Moi, de le découvrir jeudi soir, au milieu des factures et autres courriers inutiles m'a rendue soudain joyeuse. Je ne l'ai pas ouvert tout de suite. J'ai attendu de retrouver espace et temps libres.

Hier soir, je l'ai lu. Je suis allée des illustrations au texte. Magnifique*. Du texte aux illustrations. Splendides*.
Celles de la page de droite, qui déroule un tête à tête, au-dessus de la table de couture, entre Marie-Lou -une gamine malmenée par l'école- et sa grand-mère Mamilona. Mamilona ne lit pas, elle coud et chante; toujours la même chanson; Ederlezi. Quand sa petite fille lui demande de traduire les paroles, elle se défile avec l'élégance du silence.
Et celles de la page de gauche, qui en pointillés laissent les souvenirs de Mamilona défiler.
Mamilona ne lit pas mais elle sait écrire au fil de soie la trame de ses souvenirs sur une robe de poupée pour sa petite fille: l'enfance manouche, les camps d'extermination et la vie qui reprend malgré tout.

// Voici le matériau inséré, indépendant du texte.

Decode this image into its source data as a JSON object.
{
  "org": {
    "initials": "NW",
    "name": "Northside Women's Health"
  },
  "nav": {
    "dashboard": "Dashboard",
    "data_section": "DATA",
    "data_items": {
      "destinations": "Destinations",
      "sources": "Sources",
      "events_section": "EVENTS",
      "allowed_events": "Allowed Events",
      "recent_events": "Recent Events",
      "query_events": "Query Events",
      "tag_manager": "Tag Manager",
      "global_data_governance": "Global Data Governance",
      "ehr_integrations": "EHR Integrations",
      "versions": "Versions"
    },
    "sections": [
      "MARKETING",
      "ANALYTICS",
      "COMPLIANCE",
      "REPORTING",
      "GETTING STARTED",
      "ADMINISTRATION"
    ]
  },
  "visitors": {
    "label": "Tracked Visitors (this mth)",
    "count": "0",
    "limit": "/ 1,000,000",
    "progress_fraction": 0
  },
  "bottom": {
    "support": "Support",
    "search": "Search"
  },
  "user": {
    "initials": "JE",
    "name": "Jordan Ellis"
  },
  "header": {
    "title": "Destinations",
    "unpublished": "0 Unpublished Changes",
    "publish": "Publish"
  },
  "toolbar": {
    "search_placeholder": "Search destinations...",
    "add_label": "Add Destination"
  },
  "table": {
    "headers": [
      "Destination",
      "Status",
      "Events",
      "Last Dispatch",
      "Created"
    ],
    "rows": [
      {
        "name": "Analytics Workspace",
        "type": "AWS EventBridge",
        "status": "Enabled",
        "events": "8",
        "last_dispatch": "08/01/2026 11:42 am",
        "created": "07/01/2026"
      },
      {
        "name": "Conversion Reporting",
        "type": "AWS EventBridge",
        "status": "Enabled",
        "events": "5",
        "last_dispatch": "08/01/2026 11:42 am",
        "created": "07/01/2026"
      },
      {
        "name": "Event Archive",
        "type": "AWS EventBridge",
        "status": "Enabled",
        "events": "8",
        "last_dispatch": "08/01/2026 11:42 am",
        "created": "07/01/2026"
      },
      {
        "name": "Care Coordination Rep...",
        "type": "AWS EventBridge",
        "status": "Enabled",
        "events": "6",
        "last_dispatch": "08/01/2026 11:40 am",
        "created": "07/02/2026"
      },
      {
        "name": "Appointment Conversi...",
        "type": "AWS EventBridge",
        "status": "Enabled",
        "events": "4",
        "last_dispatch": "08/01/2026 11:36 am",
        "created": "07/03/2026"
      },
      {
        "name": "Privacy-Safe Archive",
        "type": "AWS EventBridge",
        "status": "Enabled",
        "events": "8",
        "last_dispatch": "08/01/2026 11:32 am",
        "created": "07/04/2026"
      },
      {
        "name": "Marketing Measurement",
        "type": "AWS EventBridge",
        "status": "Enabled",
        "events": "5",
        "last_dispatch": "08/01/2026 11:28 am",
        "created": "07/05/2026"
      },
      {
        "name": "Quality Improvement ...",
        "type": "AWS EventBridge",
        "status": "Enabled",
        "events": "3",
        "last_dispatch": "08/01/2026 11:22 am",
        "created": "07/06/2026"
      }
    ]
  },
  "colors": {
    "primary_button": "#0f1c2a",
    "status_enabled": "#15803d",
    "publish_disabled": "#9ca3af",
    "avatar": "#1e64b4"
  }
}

Aujourd'hui, je l'ai parcouru à nouveau. Puis je suis venue écrire ici, tout en écoutant en boucle Ederlezi. L'interprétation de Bratsch et celle de Goran Bregovic. J'ai cherché des mots qui n'écorneraient pas trop l'album. J'ai aussi repensé à T. et à ce qui s'était passé l'année dernière. Maintenant sur l'épaule d'Angel, il y a un fil de soie...

*Ces adjectifs ne voulant rien dire, allez donc voir sur le site des Editions Thierry Magnier, les premières pages de l'album.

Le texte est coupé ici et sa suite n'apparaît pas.